Now, I wouldn’t recommend Intel’s 13th and 14th-gen CPUs here since they suffer from overvolting issues. Intel claims it fixed the problems, but I’d still err on the side of caution if planning to get a long-term CPU upgrade.
So, you’re left with AMD’s Zen 4 and Zen 5 and Intel’s 15th-gen CPU lineups, all offering great productivity performance. Here, I’d look at reviews and focus on use cases important for your workflow. For example, if you need the best CPU for video editing in Premiere Pro, just look at those benchmarks and ignore the rest.

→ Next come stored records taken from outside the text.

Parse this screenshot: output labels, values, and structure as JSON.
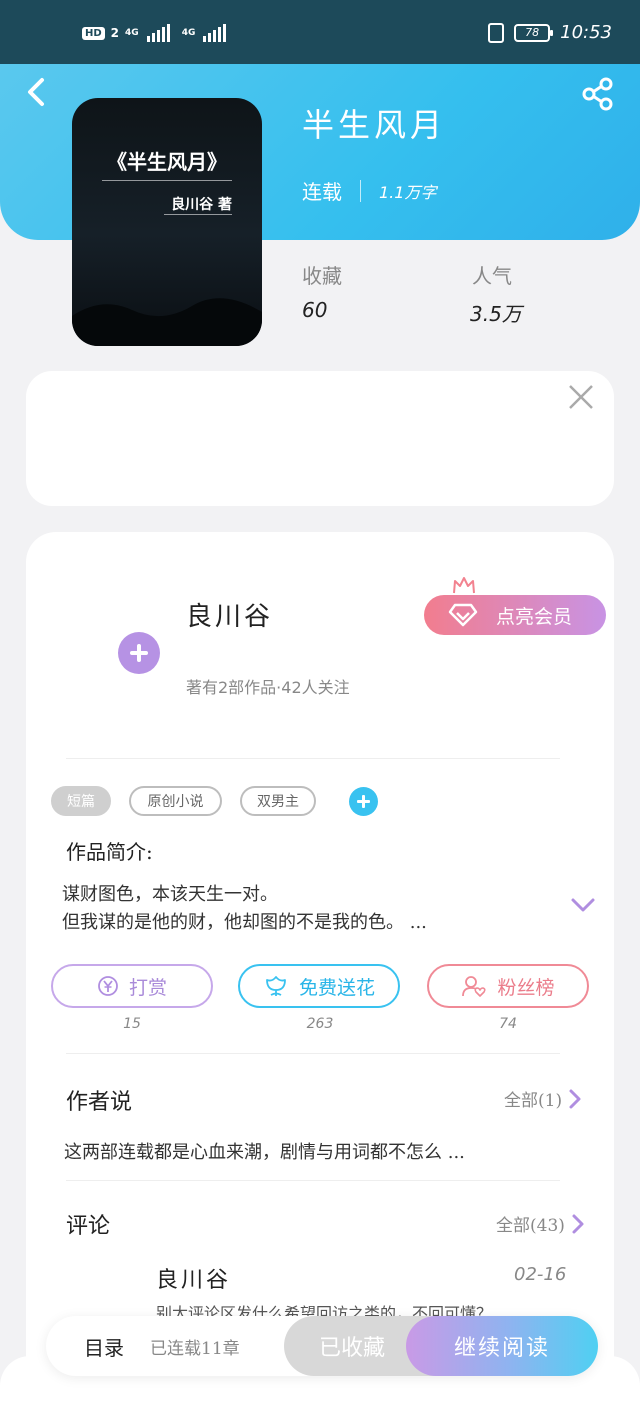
{
  "status_bar": {
    "hd": "HD",
    "sim1": "2",
    "network1": "4G",
    "network2": "4G",
    "battery": "78",
    "time": "10:53"
  },
  "book": {
    "title": "半生风月",
    "status": "连载",
    "word_count": "1.1万字",
    "cover_title": "《半生风月》",
    "cover_author": "良川谷 著",
    "stats": {
      "collect_label": "收藏",
      "collect_value": "60",
      "popularity_label": "人气",
      "popularity_value": "3.5万"
    }
  },
  "author": {
    "name": "良川谷",
    "summary": "著有2部作品·42人关注",
    "vip_button": "点亮会员"
  },
  "tags": [
    "短篇",
    "原创小说",
    "双男主"
  ],
  "intro": {
    "label": "作品简介:",
    "line1": "谋财图色，本该天生一对。",
    "line2": "但我谋的是他的财，他却图的不是我的色。 ..."
  },
  "actions": [
    {
      "label": "打赏",
      "count": "15",
      "icon": "yen-coin-icon",
      "color": "#b08ee0"
    },
    {
      "label": "免费送花",
      "count": "263",
      "icon": "flower-icon",
      "color": "#39c2f0"
    },
    {
      "label": "粉丝榜",
      "count": "74",
      "icon": "fan-heart-icon",
      "color": "#f08a96"
    }
  ],
  "author_says": {
    "title": "作者说",
    "more": "全部(1)",
    "text": "这两部连载都是心血来潮，剧情与用词都不怎么 ..."
  },
  "comments": {
    "title": "评论",
    "more": "全部(43)",
    "first": {
      "user": "良川谷",
      "date": "02-16",
      "text": "别太评论区发什么希望回访之类的，不回可懂？"
    }
  },
  "bottom_bar": {
    "toc": "目录",
    "toc_sub": "已连载11章",
    "collected": "已收藏",
    "continue": "继续阅读"
  },
  "colors": {
    "header": "#35bfee",
    "accent_purple": "#b692e4",
    "accent_blue": "#39c2f0",
    "accent_pink": "#f08a96"
  }
}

In general, the Ryzen 9 9950X, Ryzen 9 7950X, Intel Core Ultra 7 265K, and Intel Core Ultra 9 285K are the best consumer-grade productivity CPUs on the market. You ought to pick one of those for your next PC build if you want it to stay competitive for at least half a decade.
If you’re ready to pay much more, consider getting an AMD Threadripper CPU. Here, the situation’s very clear: the more you pay, the better performance you’ll get. In other words, settle on your CPU budget and then get the best CPU that fits into said budget.
Modern CPUs are incredibly powerful, and many of them will keep delivering solid gaming and productivity performance in the late 2020s and early 2030s. All you’ve got to do in order to future-proof your CPU is read and watch reviews, cull the CPUs that perform the best relative to your budget, and make your pick.